Worries assuaged, I pour my batch into the provided bottles and allow it to sit for the recommended one to two days before drinking.
“Every batch is a bit different”
After two days of bottled fermentation—one day at room temperature and half a day in the fridge—I’m ready to try my homemade kombucha.
I pop the bottle, take a sip, and am met with cool, flat kombucha—no bubbles, no fizziness. The double-hit of flat kombucha and no time for coffee before heading to the office leaves me in a sorry state. Once I get to work, I immediately contact Box Brew Kits founder Michael Langone to figure out what’s up with my batch, and if it’s even salvageable.
After explaining my brew experience benchmarks (a great pH and the growth of an additional SCOBY), he assures me that my batch of ‘booch is absolutely fine.

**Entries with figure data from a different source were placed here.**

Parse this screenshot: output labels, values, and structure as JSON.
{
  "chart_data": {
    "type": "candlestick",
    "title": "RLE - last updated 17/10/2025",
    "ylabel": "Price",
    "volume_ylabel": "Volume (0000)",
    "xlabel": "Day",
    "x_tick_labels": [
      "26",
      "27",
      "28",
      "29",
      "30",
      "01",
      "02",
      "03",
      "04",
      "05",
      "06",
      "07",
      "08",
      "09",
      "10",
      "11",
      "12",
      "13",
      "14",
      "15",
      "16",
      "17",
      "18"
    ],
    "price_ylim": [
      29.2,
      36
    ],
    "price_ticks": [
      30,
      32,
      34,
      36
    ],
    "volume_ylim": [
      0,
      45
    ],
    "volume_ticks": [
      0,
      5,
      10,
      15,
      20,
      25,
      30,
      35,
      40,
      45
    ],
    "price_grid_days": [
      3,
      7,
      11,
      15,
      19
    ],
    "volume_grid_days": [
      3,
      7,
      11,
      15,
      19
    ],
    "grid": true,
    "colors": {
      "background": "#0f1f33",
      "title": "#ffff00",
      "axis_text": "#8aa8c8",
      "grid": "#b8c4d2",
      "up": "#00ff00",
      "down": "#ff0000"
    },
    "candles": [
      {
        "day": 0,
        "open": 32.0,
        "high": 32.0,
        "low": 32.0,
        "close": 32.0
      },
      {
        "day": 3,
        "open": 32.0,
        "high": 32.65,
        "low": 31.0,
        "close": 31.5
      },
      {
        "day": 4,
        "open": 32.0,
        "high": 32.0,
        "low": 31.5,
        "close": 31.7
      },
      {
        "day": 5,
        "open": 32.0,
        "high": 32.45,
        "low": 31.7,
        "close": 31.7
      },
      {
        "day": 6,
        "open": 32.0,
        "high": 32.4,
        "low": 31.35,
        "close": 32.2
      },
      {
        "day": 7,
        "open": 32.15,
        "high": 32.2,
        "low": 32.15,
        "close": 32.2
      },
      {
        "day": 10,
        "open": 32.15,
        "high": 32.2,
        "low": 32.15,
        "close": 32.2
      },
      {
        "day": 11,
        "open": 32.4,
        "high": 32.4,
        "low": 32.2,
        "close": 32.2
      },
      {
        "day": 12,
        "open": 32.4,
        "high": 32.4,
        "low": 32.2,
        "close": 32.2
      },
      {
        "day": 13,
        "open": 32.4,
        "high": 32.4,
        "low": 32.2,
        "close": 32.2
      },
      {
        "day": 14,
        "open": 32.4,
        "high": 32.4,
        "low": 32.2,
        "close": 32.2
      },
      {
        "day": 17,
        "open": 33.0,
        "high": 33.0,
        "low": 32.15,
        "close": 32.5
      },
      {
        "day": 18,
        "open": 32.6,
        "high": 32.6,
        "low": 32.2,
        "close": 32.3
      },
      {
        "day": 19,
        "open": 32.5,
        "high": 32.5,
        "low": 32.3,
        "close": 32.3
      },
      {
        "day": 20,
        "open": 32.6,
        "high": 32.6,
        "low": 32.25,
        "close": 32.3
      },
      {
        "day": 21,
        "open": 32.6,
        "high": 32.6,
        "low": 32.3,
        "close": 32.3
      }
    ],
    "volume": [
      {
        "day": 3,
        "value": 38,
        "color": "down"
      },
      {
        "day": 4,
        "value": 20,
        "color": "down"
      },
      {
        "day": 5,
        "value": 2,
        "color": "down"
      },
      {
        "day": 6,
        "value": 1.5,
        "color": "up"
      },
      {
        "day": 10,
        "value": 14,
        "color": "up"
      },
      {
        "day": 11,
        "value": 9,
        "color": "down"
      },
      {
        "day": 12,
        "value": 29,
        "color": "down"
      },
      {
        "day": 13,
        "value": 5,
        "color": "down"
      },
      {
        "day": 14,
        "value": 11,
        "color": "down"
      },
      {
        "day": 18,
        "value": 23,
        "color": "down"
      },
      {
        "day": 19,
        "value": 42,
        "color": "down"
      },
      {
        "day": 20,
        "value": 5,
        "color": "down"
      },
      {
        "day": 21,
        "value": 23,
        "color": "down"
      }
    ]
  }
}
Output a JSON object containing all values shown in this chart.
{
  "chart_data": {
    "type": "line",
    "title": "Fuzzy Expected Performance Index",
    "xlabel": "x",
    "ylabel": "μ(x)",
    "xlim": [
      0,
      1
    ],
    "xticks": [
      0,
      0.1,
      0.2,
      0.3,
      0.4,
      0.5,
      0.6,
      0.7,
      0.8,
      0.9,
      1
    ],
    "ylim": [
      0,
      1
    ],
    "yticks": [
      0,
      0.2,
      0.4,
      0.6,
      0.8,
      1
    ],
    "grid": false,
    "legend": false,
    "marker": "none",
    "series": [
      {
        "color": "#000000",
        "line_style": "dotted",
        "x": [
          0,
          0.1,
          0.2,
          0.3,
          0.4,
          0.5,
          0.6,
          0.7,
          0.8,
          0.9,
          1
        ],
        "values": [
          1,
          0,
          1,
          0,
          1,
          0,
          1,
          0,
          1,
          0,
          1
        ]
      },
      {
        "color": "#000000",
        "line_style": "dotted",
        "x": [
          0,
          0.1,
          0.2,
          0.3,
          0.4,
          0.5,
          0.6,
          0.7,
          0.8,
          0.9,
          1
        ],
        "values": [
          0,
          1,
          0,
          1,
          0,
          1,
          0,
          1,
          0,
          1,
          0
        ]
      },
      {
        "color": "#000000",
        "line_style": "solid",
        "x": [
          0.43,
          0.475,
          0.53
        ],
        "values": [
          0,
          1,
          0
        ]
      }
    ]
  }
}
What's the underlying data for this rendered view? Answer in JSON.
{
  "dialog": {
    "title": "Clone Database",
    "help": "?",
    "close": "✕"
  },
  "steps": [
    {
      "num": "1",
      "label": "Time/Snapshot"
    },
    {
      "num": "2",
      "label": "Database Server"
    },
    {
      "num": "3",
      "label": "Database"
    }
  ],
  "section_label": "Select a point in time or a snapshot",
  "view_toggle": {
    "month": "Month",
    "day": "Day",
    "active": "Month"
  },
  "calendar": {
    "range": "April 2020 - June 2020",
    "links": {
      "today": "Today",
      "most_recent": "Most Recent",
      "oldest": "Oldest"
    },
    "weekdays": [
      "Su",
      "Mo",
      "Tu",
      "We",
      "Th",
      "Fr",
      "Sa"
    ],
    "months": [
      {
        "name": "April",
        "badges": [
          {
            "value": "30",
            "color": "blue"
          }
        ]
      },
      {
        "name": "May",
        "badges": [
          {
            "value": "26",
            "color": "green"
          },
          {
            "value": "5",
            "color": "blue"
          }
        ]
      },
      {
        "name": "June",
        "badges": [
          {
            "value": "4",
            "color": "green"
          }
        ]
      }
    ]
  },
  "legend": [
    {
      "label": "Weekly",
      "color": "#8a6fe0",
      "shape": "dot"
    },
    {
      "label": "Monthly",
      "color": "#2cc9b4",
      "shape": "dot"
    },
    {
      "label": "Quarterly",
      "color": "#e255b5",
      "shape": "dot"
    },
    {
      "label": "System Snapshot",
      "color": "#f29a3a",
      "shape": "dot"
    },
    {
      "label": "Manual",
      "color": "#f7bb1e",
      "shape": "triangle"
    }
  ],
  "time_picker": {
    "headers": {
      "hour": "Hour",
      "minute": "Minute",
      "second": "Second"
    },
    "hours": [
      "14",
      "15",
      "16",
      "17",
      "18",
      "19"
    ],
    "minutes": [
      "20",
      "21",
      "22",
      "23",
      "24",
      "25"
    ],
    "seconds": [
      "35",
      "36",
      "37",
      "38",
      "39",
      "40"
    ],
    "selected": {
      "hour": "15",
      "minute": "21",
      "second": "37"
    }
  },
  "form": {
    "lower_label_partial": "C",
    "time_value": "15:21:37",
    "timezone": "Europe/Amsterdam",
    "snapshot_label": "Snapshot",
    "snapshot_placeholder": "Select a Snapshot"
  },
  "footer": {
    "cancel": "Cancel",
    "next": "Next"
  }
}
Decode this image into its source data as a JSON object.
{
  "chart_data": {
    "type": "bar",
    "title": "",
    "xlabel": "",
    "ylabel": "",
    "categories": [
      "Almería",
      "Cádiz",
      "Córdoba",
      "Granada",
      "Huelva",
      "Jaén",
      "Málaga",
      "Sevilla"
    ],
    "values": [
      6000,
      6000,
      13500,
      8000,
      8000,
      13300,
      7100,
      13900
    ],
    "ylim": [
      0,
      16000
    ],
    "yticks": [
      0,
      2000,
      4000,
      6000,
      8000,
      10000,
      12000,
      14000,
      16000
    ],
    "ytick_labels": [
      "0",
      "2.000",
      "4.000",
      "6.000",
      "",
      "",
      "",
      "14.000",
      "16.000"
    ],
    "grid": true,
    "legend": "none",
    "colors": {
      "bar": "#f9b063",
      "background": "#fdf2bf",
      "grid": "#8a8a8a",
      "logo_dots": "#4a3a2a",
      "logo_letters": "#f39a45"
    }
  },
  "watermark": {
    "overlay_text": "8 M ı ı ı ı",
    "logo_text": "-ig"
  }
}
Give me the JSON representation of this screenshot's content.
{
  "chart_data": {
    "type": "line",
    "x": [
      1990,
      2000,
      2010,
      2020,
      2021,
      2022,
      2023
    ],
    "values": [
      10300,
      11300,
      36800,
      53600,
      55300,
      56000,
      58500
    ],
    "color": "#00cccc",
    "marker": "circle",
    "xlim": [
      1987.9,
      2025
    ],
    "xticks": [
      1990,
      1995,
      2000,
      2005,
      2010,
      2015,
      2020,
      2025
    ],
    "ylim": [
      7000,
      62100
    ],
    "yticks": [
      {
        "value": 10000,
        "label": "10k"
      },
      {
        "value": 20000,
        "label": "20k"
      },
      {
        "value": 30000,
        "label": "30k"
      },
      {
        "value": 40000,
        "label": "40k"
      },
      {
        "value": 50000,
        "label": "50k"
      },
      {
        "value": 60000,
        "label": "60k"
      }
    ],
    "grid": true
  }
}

“Every batch of kombucha is a bit different, and may carbonate at different rates. It sounds like your kombucha is nice and healthy, and it doesn’t sound like anything is wrong per se,” he says. He goes on to explain that the two-day bottling period may be on the short side for this particular batch, advising me to add 1/2 teaspoon of sugar to each bottle and let them continue to ferment at room temperature for several more days.
After the ups and downs of the whole ordeal, I’m thrilled that I haven’t ruined my first batch of kombucha, and I’m excited to taste it again. There’s no question that buying a bottle to get my kombucha fix is infinitely easier, but there’s something really satisfying about being able to brew my own. DIY forever.